Cet article part du constat de la faiblesse du travail de « construction des classes » à l’échelle européenne, qui contraste avec l’importance persistante des inégalités entre groupes sociaux. Après avoir présenté certains des enjeux théoriques d’une analyse de classes à l’échelle européenne, et en s’appuyant sur les données des grandes enquêtes européennes ECHP et EU-SILC, on étudie le poids respectif des différences de classes et de nations en termes de difficultés économiques et de conditions de vie, et comment ce poids a évolué. L’analyse permet de conclure à une importance notable des inégalités de classes, à leur maintien voire leur accentuation dans le temps, processus variables selon les pays. L’analyse conduit aussi à souligner leur intensité plus faible que celle des différences entre pays, avec lesquelles elles interagissent fortement. Ceci invite à reposer la question des classes à l’échelle européenne en les articulant systématiquement avec les inégalités entre pays.
Classes and nations : which articulation at the European level ?

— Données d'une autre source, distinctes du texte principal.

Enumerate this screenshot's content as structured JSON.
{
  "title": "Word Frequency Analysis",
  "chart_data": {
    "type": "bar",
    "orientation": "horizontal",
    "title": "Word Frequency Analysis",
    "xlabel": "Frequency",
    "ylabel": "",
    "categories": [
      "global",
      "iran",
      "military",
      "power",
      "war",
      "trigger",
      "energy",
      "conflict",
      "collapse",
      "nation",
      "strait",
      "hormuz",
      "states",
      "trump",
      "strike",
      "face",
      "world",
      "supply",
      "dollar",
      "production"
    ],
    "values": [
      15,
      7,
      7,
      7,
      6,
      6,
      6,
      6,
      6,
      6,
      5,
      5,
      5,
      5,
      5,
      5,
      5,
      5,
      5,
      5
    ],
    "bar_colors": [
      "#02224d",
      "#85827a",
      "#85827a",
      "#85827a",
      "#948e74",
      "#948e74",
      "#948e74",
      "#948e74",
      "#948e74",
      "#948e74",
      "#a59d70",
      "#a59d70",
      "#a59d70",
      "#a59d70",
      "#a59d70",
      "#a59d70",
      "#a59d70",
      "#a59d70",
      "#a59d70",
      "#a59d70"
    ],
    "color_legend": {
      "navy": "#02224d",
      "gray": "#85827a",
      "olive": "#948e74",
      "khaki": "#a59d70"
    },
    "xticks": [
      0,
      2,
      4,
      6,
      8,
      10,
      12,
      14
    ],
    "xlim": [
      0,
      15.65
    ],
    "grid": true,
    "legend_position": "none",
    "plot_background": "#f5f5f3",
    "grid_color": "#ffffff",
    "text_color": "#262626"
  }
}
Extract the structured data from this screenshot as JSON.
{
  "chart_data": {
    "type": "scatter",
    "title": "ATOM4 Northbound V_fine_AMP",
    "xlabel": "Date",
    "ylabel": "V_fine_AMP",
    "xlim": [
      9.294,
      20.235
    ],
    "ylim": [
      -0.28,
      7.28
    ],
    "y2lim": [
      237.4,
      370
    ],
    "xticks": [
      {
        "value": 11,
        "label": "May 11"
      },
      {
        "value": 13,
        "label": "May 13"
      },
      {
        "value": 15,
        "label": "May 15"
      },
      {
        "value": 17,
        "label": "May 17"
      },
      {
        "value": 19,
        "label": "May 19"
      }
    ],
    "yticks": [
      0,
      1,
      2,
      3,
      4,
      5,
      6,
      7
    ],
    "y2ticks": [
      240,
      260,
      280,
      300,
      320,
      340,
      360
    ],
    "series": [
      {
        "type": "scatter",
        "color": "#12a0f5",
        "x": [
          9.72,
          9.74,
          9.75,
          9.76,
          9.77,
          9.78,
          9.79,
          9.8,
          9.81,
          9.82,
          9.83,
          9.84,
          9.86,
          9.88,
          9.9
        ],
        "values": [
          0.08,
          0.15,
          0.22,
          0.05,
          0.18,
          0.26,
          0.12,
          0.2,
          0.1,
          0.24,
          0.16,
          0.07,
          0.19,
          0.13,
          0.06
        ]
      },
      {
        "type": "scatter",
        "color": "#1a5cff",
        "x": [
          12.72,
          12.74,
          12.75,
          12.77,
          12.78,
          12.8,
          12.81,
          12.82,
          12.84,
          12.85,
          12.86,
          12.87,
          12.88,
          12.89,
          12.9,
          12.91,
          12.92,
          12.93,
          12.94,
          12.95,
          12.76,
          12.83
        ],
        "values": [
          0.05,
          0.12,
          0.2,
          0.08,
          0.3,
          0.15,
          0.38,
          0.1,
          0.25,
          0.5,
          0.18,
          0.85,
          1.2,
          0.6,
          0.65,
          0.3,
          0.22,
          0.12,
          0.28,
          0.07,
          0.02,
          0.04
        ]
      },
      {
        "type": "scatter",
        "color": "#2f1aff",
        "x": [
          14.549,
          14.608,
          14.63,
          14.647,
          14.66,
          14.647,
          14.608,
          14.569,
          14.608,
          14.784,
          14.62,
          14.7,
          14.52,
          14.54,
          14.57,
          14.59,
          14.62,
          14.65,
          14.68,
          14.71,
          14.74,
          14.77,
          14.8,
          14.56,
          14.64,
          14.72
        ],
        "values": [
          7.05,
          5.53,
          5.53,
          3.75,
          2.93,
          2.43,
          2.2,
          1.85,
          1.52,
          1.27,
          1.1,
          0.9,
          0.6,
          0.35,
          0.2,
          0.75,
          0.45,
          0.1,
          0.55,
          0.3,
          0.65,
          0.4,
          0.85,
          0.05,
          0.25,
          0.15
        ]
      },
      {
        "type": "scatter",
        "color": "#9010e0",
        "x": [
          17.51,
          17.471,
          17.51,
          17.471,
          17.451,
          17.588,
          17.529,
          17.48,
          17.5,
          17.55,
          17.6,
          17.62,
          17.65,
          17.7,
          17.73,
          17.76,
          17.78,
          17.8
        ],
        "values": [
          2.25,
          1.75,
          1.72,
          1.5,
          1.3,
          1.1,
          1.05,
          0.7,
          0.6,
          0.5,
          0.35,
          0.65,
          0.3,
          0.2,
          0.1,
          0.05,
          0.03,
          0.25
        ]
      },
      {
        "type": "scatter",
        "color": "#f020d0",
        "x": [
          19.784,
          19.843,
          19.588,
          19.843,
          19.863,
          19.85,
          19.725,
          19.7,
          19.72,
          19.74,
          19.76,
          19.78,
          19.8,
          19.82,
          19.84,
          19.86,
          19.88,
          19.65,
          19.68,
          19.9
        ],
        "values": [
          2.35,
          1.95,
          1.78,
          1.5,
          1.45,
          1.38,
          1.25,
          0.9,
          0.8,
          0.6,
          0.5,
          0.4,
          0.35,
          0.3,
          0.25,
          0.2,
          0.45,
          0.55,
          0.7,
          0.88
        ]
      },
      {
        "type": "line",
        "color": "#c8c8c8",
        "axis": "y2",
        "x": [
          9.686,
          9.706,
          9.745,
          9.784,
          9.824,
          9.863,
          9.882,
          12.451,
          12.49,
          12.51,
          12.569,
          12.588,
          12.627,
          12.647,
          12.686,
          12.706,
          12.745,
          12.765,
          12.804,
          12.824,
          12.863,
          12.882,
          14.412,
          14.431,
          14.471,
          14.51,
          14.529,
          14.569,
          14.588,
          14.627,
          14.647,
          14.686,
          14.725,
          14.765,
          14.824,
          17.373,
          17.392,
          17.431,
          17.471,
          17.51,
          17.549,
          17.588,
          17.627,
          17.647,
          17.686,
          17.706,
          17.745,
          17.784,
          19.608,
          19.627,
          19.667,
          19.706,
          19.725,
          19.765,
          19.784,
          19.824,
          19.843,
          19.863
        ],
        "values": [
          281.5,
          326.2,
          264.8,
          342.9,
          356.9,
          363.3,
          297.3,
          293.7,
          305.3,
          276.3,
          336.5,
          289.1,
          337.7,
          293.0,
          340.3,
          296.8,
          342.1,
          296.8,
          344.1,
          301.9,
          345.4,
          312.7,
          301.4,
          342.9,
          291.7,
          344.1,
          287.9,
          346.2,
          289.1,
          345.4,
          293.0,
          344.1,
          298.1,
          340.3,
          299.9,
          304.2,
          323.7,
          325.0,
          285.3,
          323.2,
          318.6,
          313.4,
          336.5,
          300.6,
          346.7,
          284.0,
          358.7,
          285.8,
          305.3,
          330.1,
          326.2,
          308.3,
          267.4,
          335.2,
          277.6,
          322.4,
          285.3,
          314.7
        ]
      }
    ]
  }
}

This article starts with the observation that the “construction of the classes” at the European level remains weak, while the inequalities between social groups remain strong and persistent. After presenting some of the key theoretical issues of a class analysis at the European level and building upon the data of the large European surveys ECHP and EU-SILC, the article focuses on the respective weight of class-and national differences in determining the socioeconomic hardships and on its evolution. The analysis concludes that class inequalities remain extremely important and that they have remained stable over time when they have not become more pronounced, depending on the country under scrutiny. The article also emphasizes that class differences are less intense than national differences, with which they interact strongly. This suggests that the question of class can be formulated at the European level through a systematic correlation with the question of inequalities between countries.
Klassen und Nationen : welche Gliederung auf europäischer Ebene ?
Der Ausgangspunkt dieses Aufsatzes ist die Feststellung der Schwäche der Arbeit zur „Klassenkonstruktion“ auf europäischer Ebene, im starkem Gegensatz zur andauernden Relevanz der Ungleichheit zwischen den sozialen Gruppen. Nach der Vorstellung verschiedener theoretischer Herausforderungen, die mit einer Klassenanalyse auf europäischer Ebene einhergehen, untersucht der Aufsatz, gestützt auf die grossen europäischen Erhebungen des Haushaltspanels (ECHP) und zu den Lebensbedingungen (EU-SILC), das relative Gewicht von Klasse und Nation im Hinblick auf wirtschaftliche Schwierigkeiten und Lebensbedingungen und wie sich die Gewichtigung entwickelt hat. Die Untersuchung unterstreicht die fortdauernde Bedeutung der Klassenunterschiede und ihrer zunehmenden Akzentuierung, wobei diese Prozesse je nach Land variabel sind. Sie stellt auch heraus, dass ihre Bedeutung geringer ist als die Unterschiede zwischen den Ländern, mit denen sie jedoch stark interagieren. Dies lädt dazu ein, die Klassenfrage auf europäischer Ebene erneut aufzuwerfen und sie stärker mit den Ungleichheiten zwischen den Ländern zu korrelieren.
Clases y naciones : que articulación a la escala europea ?
Este articulo parte de la constatación de las debilidades del trabajo de « construcción de clases » a la escala europea, que contrasta con la importancia persistente de las desigualdades entre grupos sociales. Después de haber presentado ciertos desafíos teóricos de un análisis de clases a la escala europea y apoyándose sobre los datos de las grandes encuestas europeas de ECHP y EU-SILC, estudiamos el peso respectivo de las diferencias de clases y de naciones en términos de dificultades económicas y de condiciones de vida y como ese peso evoluciono. El análisis permite concluir a una importancia notable de las desigualdades de clases, a su mantenimiento incluso su acentuación en el tiempo, procesos variables según el país. El análisis conduce también a subrayar su intensidad más débil que aquella de las diferencias entre países con las cuales estas interactúan fuertemente. Dicho esto invita a reposar el problema de clases a la escala europea articulándolos sistemáticamente con las desigualdades entre países.